Mr C complained about the accuracy of a report which was written following a meeting attended by his ex-wife, a member of the child and adult mental health services, and staff from his son's school. Mr C felt that the report gave an inaccurate description of his behaviour and he was concerned that his ex-wife might produce the report in legal proceedings and that he would have to defend it.

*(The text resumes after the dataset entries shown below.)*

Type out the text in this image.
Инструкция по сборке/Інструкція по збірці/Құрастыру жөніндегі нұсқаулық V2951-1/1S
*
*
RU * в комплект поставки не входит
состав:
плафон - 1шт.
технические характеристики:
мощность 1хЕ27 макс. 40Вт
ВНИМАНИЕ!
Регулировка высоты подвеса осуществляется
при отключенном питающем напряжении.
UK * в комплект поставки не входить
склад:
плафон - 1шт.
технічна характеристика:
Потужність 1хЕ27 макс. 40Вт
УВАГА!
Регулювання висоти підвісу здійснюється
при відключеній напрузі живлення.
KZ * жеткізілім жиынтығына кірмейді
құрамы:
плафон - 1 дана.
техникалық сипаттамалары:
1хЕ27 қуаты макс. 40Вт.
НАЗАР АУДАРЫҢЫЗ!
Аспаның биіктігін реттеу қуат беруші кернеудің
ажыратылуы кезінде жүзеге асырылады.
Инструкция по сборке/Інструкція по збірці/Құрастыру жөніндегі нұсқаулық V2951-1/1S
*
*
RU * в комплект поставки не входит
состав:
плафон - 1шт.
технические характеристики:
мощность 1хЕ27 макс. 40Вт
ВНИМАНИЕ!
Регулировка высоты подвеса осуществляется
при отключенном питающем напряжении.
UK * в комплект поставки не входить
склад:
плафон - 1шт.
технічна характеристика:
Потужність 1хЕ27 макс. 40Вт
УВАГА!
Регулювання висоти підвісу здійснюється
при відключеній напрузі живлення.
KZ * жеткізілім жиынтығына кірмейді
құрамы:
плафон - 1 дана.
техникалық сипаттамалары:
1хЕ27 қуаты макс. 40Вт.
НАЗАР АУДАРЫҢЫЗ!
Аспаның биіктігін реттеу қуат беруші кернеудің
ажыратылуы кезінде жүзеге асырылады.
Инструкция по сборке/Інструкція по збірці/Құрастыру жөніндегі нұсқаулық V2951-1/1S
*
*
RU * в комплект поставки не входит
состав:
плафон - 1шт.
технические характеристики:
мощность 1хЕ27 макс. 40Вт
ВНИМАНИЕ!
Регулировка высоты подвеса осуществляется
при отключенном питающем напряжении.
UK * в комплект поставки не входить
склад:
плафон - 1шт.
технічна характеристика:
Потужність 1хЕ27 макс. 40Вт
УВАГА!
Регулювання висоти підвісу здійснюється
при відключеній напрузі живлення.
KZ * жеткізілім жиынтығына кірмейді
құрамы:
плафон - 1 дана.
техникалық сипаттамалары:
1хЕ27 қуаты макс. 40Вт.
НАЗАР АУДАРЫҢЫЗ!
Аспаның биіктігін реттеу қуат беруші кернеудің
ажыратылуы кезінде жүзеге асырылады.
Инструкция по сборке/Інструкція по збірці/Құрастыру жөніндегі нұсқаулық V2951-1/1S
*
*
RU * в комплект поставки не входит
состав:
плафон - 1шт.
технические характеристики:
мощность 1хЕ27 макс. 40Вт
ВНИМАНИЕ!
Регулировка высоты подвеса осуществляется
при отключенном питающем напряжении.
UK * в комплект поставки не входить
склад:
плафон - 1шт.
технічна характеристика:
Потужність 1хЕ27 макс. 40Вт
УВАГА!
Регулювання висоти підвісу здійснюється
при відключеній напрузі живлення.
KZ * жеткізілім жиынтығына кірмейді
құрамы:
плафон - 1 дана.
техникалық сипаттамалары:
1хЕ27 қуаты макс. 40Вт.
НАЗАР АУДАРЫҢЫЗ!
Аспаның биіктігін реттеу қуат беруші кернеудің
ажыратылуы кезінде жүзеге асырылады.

We took independent advice from an adviser in mental health services and concluded that the report was factually accurate in that the information which was recorded had been discussed during the meeting. However, we could understand that the report could be interpreted differently by its readers as it was not entirely clear that the information discussed in the meeting was the opinions of those involved rather than actual facts. We noted that the board had clarified the issue in their response to Mr C's complaint. We did not uphold the complaint.

  • Case ref:
    201609029
  • Date:
    October 2017
  • Body:
    Grampian NHS Board
  • Sector:
    Health
  • Outcome:
    Not upheld, recommendations
  • Subject:
    clinical treatment / diagnosis

Summary

Miss C complained that the board unreasonably refused her breast reduction surgery. She maintained that this should have been done, not for reasons of appearance, but because of her extreme back and neck pain. The board did not agree and said that Miss C failed to meet the criteria necessary for the operation to be carried out.

We took independent advice from a consultant in plastic and reconstructive surgery. We found that in consideration of Miss C's case, the board had followed current Scottish Government advice. We did not uphold her complaint. However, we also found that the board had not told Miss C what to do should she continue to suffer severe back and neck pain, and so we made a recommendation about this.

Recommendations

What we asked the organisation to do in this case:

  • Advise Miss C what to do in the event of non-surgical methods failing to improve her back and neck pain.

We have asked the organisation to provide us with evidence that they have implemented the recommendations we have made on this case by the deadline we set.